With the Academy Awards only a few weeks away, a Vancouver church is launching a sermon series on Oscar-nominated films The Revenant, Spotlight, Inside Out and The Big Short.

For several years now, St. Andrew's-Wesley United Church has been exploring scripture through the lens of blockbuster movies — which Rev. Gary Paterson said often address significant questions about life.

Paterson said the films chosen for this year's series — which begins on Sunday, Feb. 21 — offer perspectives that challenge the congregation.

st andrews

Gary Paterson is the reverend of St. Andrew’s-Wesley United Church. (Charlie Cho/CBC)

That meant discussing Best Picture nominee The Revenant, even if, as Paterson said, it was "hard to watch."

The Revenant

'When a movie gets 12 nominations … it's something you need to deal with, because it's right there in the culture," Paterson told host Stephen Quinn on The Early Edition.

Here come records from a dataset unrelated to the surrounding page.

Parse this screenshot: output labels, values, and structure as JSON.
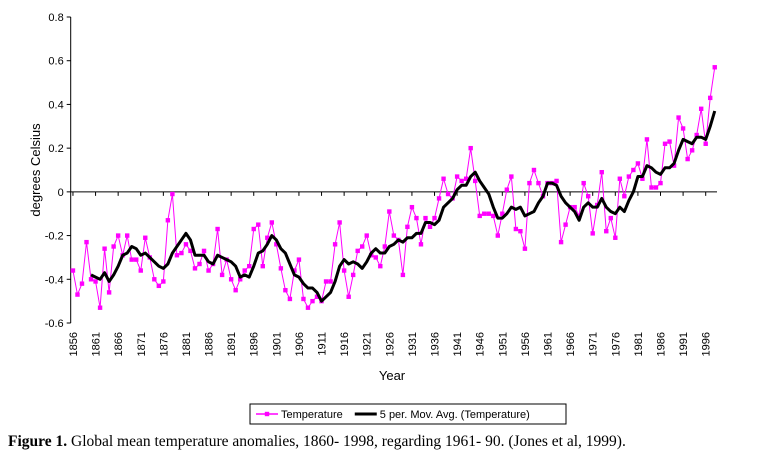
{
  "chart_data": {
    "type": "line",
    "x_label": "Year",
    "y_label": "degrees Celsius",
    "caption_label": "Figure 1.",
    "caption": "Global mean temperature anomalies, 1860- 1998, regarding 1961- 90. (Jones et al, 1999).",
    "legend": "bottom",
    "x": [
      1856,
      1857,
      1858,
      1859,
      1860,
      1861,
      1862,
      1863,
      1864,
      1865,
      1866,
      1867,
      1868,
      1869,
      1870,
      1871,
      1872,
      1873,
      1874,
      1875,
      1876,
      1877,
      1878,
      1879,
      1880,
      1881,
      1882,
      1883,
      1884,
      1885,
      1886,
      1887,
      1888,
      1889,
      1890,
      1891,
      1892,
      1893,
      1894,
      1895,
      1896,
      1897,
      1898,
      1899,
      1900,
      1901,
      1902,
      1903,
      1904,
      1905,
      1906,
      1907,
      1908,
      1909,
      1910,
      1911,
      1912,
      1913,
      1914,
      1915,
      1916,
      1917,
      1918,
      1919,
      1920,
      1921,
      1922,
      1923,
      1924,
      1925,
      1926,
      1927,
      1928,
      1929,
      1930,
      1931,
      1932,
      1933,
      1934,
      1935,
      1936,
      1937,
      1938,
      1939,
      1940,
      1941,
      1942,
      1943,
      1944,
      1945,
      1946,
      1947,
      1948,
      1949,
      1950,
      1951,
      1952,
      1953,
      1954,
      1955,
      1956,
      1957,
      1958,
      1959,
      1960,
      1961,
      1962,
      1963,
      1964,
      1965,
      1966,
      1967,
      1968,
      1969,
      1970,
      1971,
      1972,
      1973,
      1974,
      1975,
      1976,
      1977,
      1978,
      1979,
      1980,
      1981,
      1982,
      1983,
      1984,
      1985,
      1986,
      1987,
      1988,
      1989,
      1990,
      1991,
      1992,
      1993,
      1994,
      1995,
      1996,
      1997,
      1998
    ],
    "series": [
      {
        "name": "Temperature",
        "color": "#ff00ff",
        "style": "markers",
        "values": [
          -0.36,
          -0.47,
          -0.42,
          -0.23,
          -0.4,
          -0.41,
          -0.53,
          -0.26,
          -0.46,
          -0.25,
          -0.2,
          -0.29,
          -0.2,
          -0.31,
          -0.31,
          -0.36,
          -0.21,
          -0.3,
          -0.4,
          -0.43,
          -0.41,
          -0.13,
          -0.01,
          -0.29,
          -0.28,
          -0.24,
          -0.27,
          -0.35,
          -0.33,
          -0.27,
          -0.36,
          -0.33,
          -0.17,
          -0.38,
          -0.31,
          -0.4,
          -0.45,
          -0.4,
          -0.36,
          -0.34,
          -0.17,
          -0.15,
          -0.34,
          -0.21,
          -0.14,
          -0.24,
          -0.35,
          -0.45,
          -0.49,
          -0.36,
          -0.31,
          -0.49,
          -0.53,
          -0.5,
          -0.48,
          -0.5,
          -0.41,
          -0.41,
          -0.24,
          -0.14,
          -0.36,
          -0.48,
          -0.38,
          -0.27,
          -0.25,
          -0.2,
          -0.29,
          -0.3,
          -0.34,
          -0.25,
          -0.09,
          -0.2,
          -0.22,
          -0.38,
          -0.16,
          -0.07,
          -0.12,
          -0.24,
          -0.12,
          -0.16,
          -0.12,
          -0.03,
          0.06,
          -0.01,
          -0.03,
          0.07,
          0.05,
          0.06,
          0.2,
          0.05,
          -0.11,
          -0.1,
          -0.1,
          -0.11,
          -0.2,
          -0.1,
          0.01,
          0.07,
          -0.17,
          -0.18,
          -0.26,
          0.04,
          0.1,
          0.04,
          -0.02,
          0.04,
          0.04,
          0.05,
          -0.23,
          -0.15,
          -0.07,
          -0.07,
          -0.11,
          0.04,
          -0.02,
          -0.19,
          -0.06,
          0.09,
          -0.18,
          -0.12,
          -0.21,
          0.06,
          -0.02,
          0.07,
          0.1,
          0.13,
          0.06,
          0.24,
          0.02,
          0.02,
          0.04,
          0.22,
          0.23,
          0.12,
          0.34,
          0.29,
          0.15,
          0.19,
          0.26,
          0.38,
          0.22,
          0.43,
          0.57
        ]
      },
      {
        "name": "5 per. Mov. Avg. (Temperature)",
        "color": "#000000",
        "style": "thick",
        "values": [
          null,
          null,
          null,
          null,
          -0.38,
          -0.39,
          -0.4,
          -0.37,
          -0.41,
          -0.38,
          -0.34,
          -0.29,
          -0.28,
          -0.25,
          -0.26,
          -0.29,
          -0.28,
          -0.3,
          -0.32,
          -0.34,
          -0.35,
          -0.33,
          -0.28,
          -0.25,
          -0.22,
          -0.19,
          -0.22,
          -0.29,
          -0.29,
          -0.29,
          -0.32,
          -0.33,
          -0.29,
          -0.3,
          -0.31,
          -0.32,
          -0.34,
          -0.39,
          -0.38,
          -0.39,
          -0.34,
          -0.28,
          -0.27,
          -0.24,
          -0.2,
          -0.22,
          -0.26,
          -0.28,
          -0.33,
          -0.38,
          -0.39,
          -0.42,
          -0.44,
          -0.44,
          -0.46,
          -0.5,
          -0.48,
          -0.46,
          -0.41,
          -0.34,
          -0.31,
          -0.33,
          -0.32,
          -0.33,
          -0.35,
          -0.32,
          -0.28,
          -0.26,
          -0.28,
          -0.28,
          -0.25,
          -0.24,
          -0.22,
          -0.23,
          -0.21,
          -0.21,
          -0.19,
          -0.19,
          -0.14,
          -0.14,
          -0.15,
          -0.13,
          -0.07,
          -0.05,
          -0.03,
          0.01,
          0.03,
          0.03,
          0.07,
          0.09,
          0.05,
          0.02,
          -0.01,
          -0.07,
          -0.12,
          -0.12,
          -0.1,
          -0.07,
          -0.08,
          -0.07,
          -0.11,
          -0.1,
          -0.09,
          -0.05,
          -0.02,
          0.04,
          0.04,
          0.03,
          -0.02,
          -0.05,
          -0.07,
          -0.09,
          -0.13,
          -0.07,
          -0.05,
          -0.07,
          -0.07,
          -0.03,
          -0.07,
          -0.09,
          -0.1,
          -0.07,
          -0.09,
          -0.04,
          0.0,
          0.07,
          0.07,
          0.12,
          0.11,
          0.09,
          0.08,
          0.11,
          0.11,
          0.13,
          0.19,
          0.24,
          0.23,
          0.22,
          0.25,
          0.25,
          0.24,
          0.3,
          0.37
        ]
      }
    ],
    "xlim": [
      1855.5,
      1998.5
    ],
    "xticks": [
      1856,
      1861,
      1866,
      1871,
      1876,
      1881,
      1886,
      1891,
      1896,
      1901,
      1906,
      1911,
      1916,
      1921,
      1926,
      1931,
      1936,
      1941,
      1946,
      1951,
      1956,
      1961,
      1966,
      1971,
      1976,
      1981,
      1986,
      1991,
      1996
    ],
    "ylim": [
      -0.6,
      0.8
    ],
    "yticks": [
      -0.6,
      -0.4,
      -0.2,
      0,
      0.2,
      0.4,
      0.6,
      0.8
    ],
    "grid": false
  }
}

"At first I thought, 'I'm going to preach against it'. It's almost the classic model of the American hero struggling against almost insurmountable odds to survive and win the day," he said.

"But then I went to see it a second time … it actually has more impact the second time when you realize there's far more subtlety."

That subtlety — and the message Paterson will be preaching on — relates to people's relationship with the natural world and each other.

"How do you contrast First Nations survival with essentially first-wave capitalism moving into the Wild West? First Nations people say, 'You're taking the land. You're taking the animals. You're taking us.'"

Social structures and complicity

Paterson said Spotlight — the true story of how the Boston Globe uncovered systemic child sex abuse by numerous Roman Catholic priests — was another tough movie to choose for a sermon topic, as it "strikes close to home."

"We in the United Church have an awful lot to repent about our involvement in residential schools where incredible abuse seemed to be just be below the surface and yet there was a cover up," he said.

He said Spotlight deals with the issue of "people knowing and yet choosing to look the other way."

"Sin … is not something that just nasty, evil individuals do on their own. There's a social structure that makes us all complicit."

He said the same logic can be applied to an issue like climate change.

"It isn't until the last decade or two that climate change is exploding around us that we pay attention."